Published on Wednesday, the report says the market for employer's liability insurance will continue to be difficult. It predicts that premiums will continue to rise for the foreseeable future.
The report cites evidence from the National Federation of Roofing Contractors, which estimated that the average premium increases for its members during 2001/2 was 161%.
The bleak outlook for the insurance market means that pressures on business is likely continue for the foreseeable future, although the report maintains that, to some extent, firms have adapted to the higher premiums.
It says: "Companies have more chance to plan ahead and they appear in a better position to get the advice they need and to shop around."
The National Federation of Builders said immediate action was necessary to help firms.
Barry Stephens, the NFB's chief executive, said the report confirmed the federation's views about weaknesses in the current system.

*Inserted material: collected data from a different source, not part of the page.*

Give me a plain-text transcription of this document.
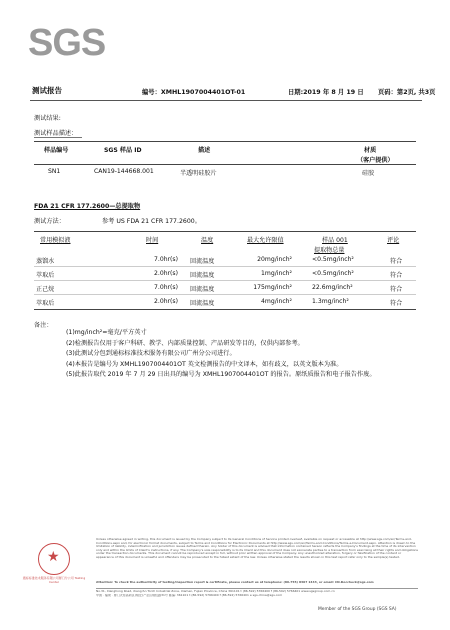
SGS
测试报告	编号：XMHL1907004401OT-01	日期:2019 年 8 月 19 日 页码：第2页, 共3页
测试结果:
测试样品描述：
样品编号	SGS 样品 ID	描述	材质
（客户提供）
SN1	CAN19-144668.001	半透明硅胶片	硅胶
FDA 21 CFR 177.2600—总提取物
测试方法：	参考 US FDA 21 CFR 177.2600。
常用模拟液	时间	温度	最大允许限值	样品 001
提取物总量
评论
蒸馏水	7.0hr(s) 回流温度	20mg/inch²	<0.5mg/inch²	符合
萃取后	2.0hr(s) 回流温度	1mg/inch²	<0.5mg/inch²	符合
正己烷	7.0hr(s) 回流温度	175mg/inch²	22.6mg/inch²	符合
萃取后	2.0hr(s) 回流温度	4mg/inch²	1.3mg/inch²	符合
备注：
(1)mg/inch²=毫克/平方英寸
(2)检测报告仅用于客户科研、教学、内部质量控制、产品研发等目的，仅供内部参考。
(3)此测试分包到通标标准技术服务有限公司广州分公司进行。
(4)本报告是编号为 XMHL1907004401OT 英文检测报告的中文译本，如有歧义，以英文版本为准。
(5)此报告取代 2019 年 7 月 29 日出具的编号为 XMHL1907004401OT 的报告。原纸质报告和电子报告作废。
★
通标标准技术服务有限公司厦门分公司 Testing Center
Unless otherwise agreed in writing, this document is issued by the Company subject to its General Conditions of Service printed overleaf, available on request or accessible at http://www.sgs.com/en/Terms-and-Conditions.aspx and, for electronic format documents, subject to Terms and Conditions for Electronic Documents at http://www.sgs.com/en/Terms-and-Conditions/Terms-e-Document.aspx. Attention is drawn to the limitation of liability, indemnification and jurisdiction issues defined therein. Any holder of this document is advised that information contained hereon reflects the Company's findings at the time of its intervention only and within the limits of Client's instructions, if any. The Company's sole responsibility is to its Client and this document does not exonerate parties to a transaction from exercising all their rights and obligations under the transaction documents. This document cannot be reproduced except in full, without prior written approval of the Company. Any unauthorized alteration, forgery or falsification of the content or appearance of this document is unlawful and offenders may be prosecuted to the fullest extent of the law. Unless otherwise stated the results shown in this test report refer only to the sample(s) tested.
Attention: To check the authenticity of testing/inspection report & certificate, please contact us at telephone: (86-755) 8307 1443, or email: CN.Doccheck@sgs.com
No.31, Xianghong Road, Xiang'An Torch Industrial Zone, Xiamen, Fujian Province, China 361101 t (86-592) 5766400 f (86-592) 5766401 www.sgsgroup.com.cn
中国 · 福建 · 厦门火炬高新区(翔安)产业区翔虹路31号 邮编: 361101 t (86-592) 5766400 f (86-592) 5766401 e sgs.china@sgs.com
Member of the SGS Group (SGS SA)
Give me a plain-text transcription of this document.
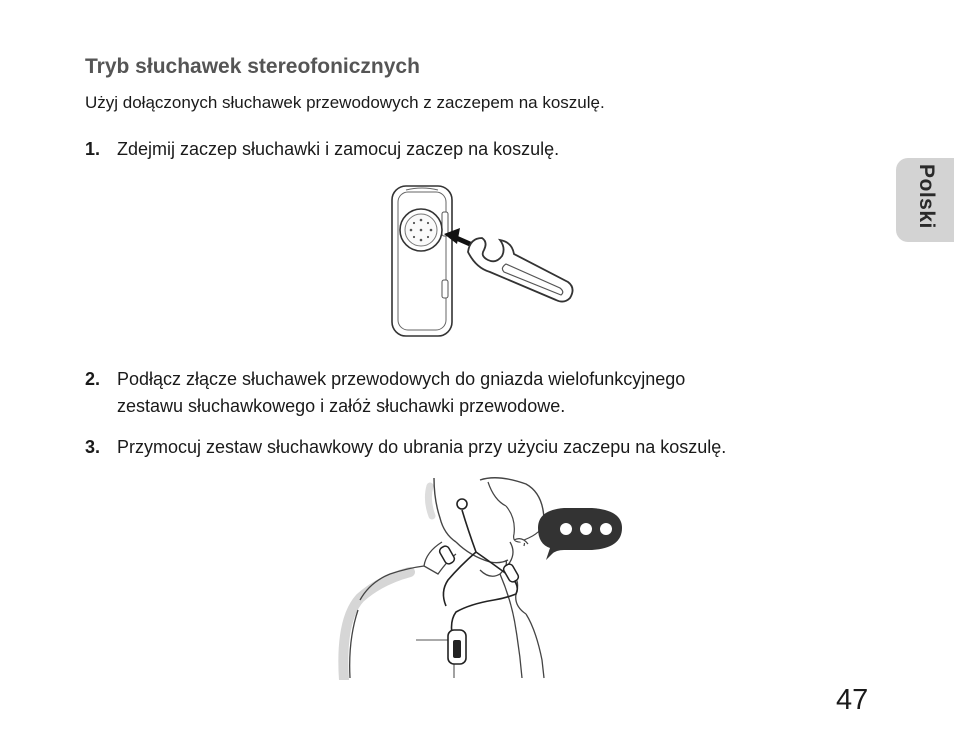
Tryb słuchawek stereofonicznych
Użyj dołączonych słuchawek przewodowych z zaczepem na koszulę.
1. Zdejmij zaczep słuchawki i zamocuj zaczep na koszulę.
2. Podłącz złącze słuchawek przewodowych do gniazda wielofunkcyjnego
zestawu słuchawkowego i załóż słuchawki przewodowe.
3. Przymocuj zestaw słuchawkowy do ubrania przy użyciu zaczepu na koszulę.
Polski
47
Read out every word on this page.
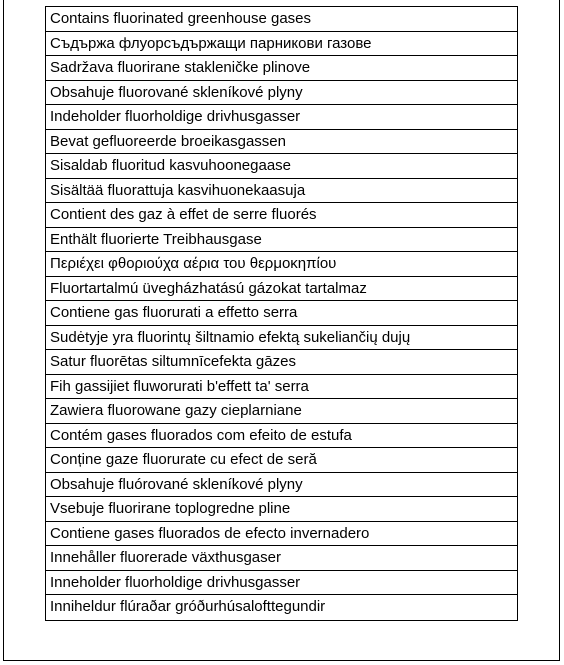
Contains fluorinated greenhouse gases
Съдържа флуорсъдържащи парникови газове
Sadržava fluorirane stakleničke plinove
Obsahuje fluorované skleníkové plyny
Indeholder fluorholdige drivhusgasser
Bevat gefluoreerde broeikasgassen
Sisaldab fluoritud kasvuhoonegaase
Sisältää fluorattuja kasvihuonekaasuja
Contient des gaz à effet de serre fluorés
Enthält fluorierte Treibhausgase
Περιέχει φθοριούχα αέρια του θερμοκηπίου
Fluortartalmú üvegházhatású gázokat tartalmaz
Contiene gas fluorurati a effetto serra
Sudėtyje yra fluorintų šiltnamio efektą sukeliančių dujų
Satur fluorētas siltumnīcefekta gāzes
Fih gassijiet fluworurati b'effett ta' serra
Zawiera fluorowane gazy cieplarniane
Contém gases fluorados com efeito de estufa
Conține gaze fluorurate cu efect de seră
Obsahuje fluórované skleníkové plyny
Vsebuje fluorirane toplogredne pline
Contiene gases fluorados de efecto invernadero
Innehåller fluorerade växthusgaser
Inneholder fluorholdige drivhusgasser
Inniheldur flúraðar gróðurhúsalofttegundir
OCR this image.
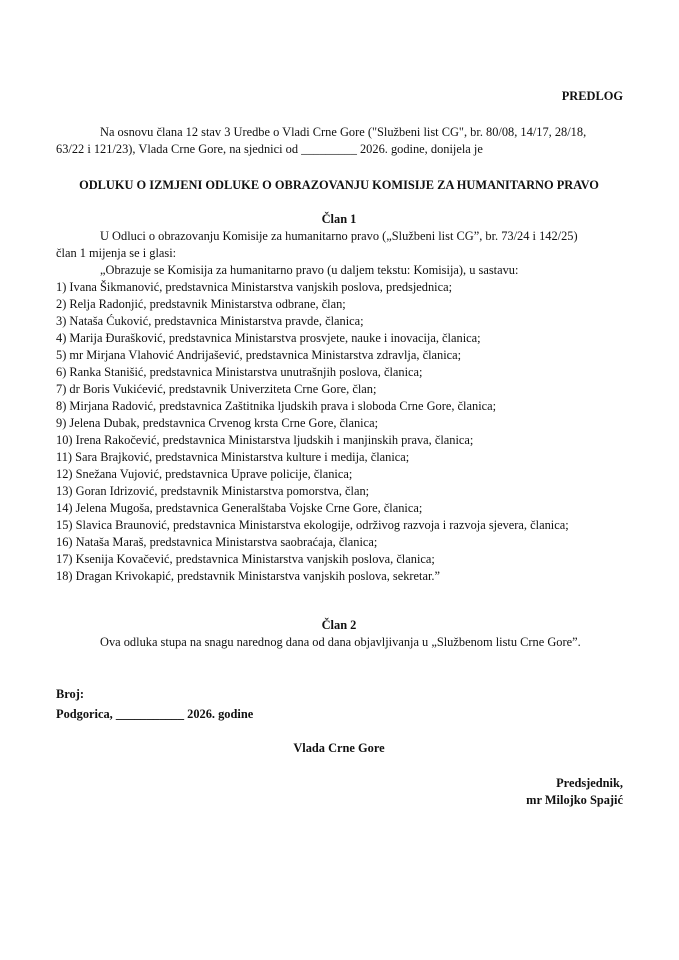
PREDLOG
Na osnovu člana 12 stav 3 Uredbe o Vladi Crne Gore ("Službeni list CG", br. 80/08, 14/17, 28/18,
63/22 i 121/23), Vlada Crne Gore, na sjednici od _________ 2026. godine, donijela je
ODLUKU O IZMJENI ODLUKE O OBRAZOVANJU KOMISIJE ZA HUMANITARNO PRAVO
Član 1
U Odluci o obrazovanju Komisije za humanitarno pravo („Službeni list CG”, br. 73/24 i 142/25)
član 1 mijenja se i glasi:
„Obrazuje se Komisija za humanitarno pravo (u daljem tekstu: Komisija), u sastavu:
1) Ivana Šikmanović, predstavnica Ministarstva vanjskih poslova, predsjednica;
2) Relja Radonjić, predstavnik Ministarstva odbrane, član;
3) Nataša Ćuković, predstavnica Ministarstva pravde, članica;
4) Marija Đurašković, predstavnica Ministarstva prosvjete, nauke i inovacija, članica;
5) mr Mirjana Vlahović Andrijašević, predstavnica Ministarstva zdravlja, članica;
6) Ranka Stanišić, predstavnica Ministarstva unutrašnjih poslova, članica;
7) dr Boris Vukićević, predstavnik Univerziteta Crne Gore, član;
8) Mirjana Radović, predstavnica Zaštitnika ljudskih prava i sloboda Crne Gore, članica;
9) Jelena Dubak, predstavnica Crvenog krsta Crne Gore, članica;
10) Irena Rakočević, predstavnica Ministarstva ljudskih i manjinskih prava, članica;
11) Sara Brajković, predstavnica Ministarstva kulture i medija, članica;
12) Snežana Vujović, predstavnica Uprave policije, članica;
13) Goran Idrizović, predstavnik Ministarstva pomorstva, član;
14) Jelena Mugoša, predstavnica Generalštaba Vojske Crne Gore, članica;
15) Slavica Braunović, predstavnica Ministarstva ekologije, održivog razvoja i razvoja sjevera, članica;
16) Nataša Maraš, predstavnica Ministarstva saobraćaja, članica;
17) Ksenija Kovačević, predstavnica Ministarstva vanjskih poslova, članica;
18) Dragan Krivokapić, predstavnik Ministarstva vanjskih poslova, sekretar.”
Član 2
Ova odluka stupa na snagu narednog dana od dana objavljivanja u „Službenom listu Crne Gore”.
Broj:
Podgorica, ___________ 2026. godine
Vlada Crne Gore
Predsjednik,
mr Milojko Spajić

It will take time for government measures to have any impact on premiums.
Barry Stephens, NFB
He said: "There is clearly a long-term need for reform, but it will still take time for planned government measures to have any discernable impact on premium costs – and the problem is getting worse by the day."
He added that the NFB had been prompted to develop its own insurance scheme.
Stephen Ratcliffe, chief executive of the Construction Confederation, said his organisation had lobbied "long and hard" for government action to tackle the crisis in the employer's liability market.
He said: "We must now ensure that words are swiftly turned into action and hope that it is not too late for the many businesses suffering severe hardship."
He added that, in the meantime, companies desperately need access to affordable cover.
The report contains a government pledge to work with the insurance industry to encourage improved standards.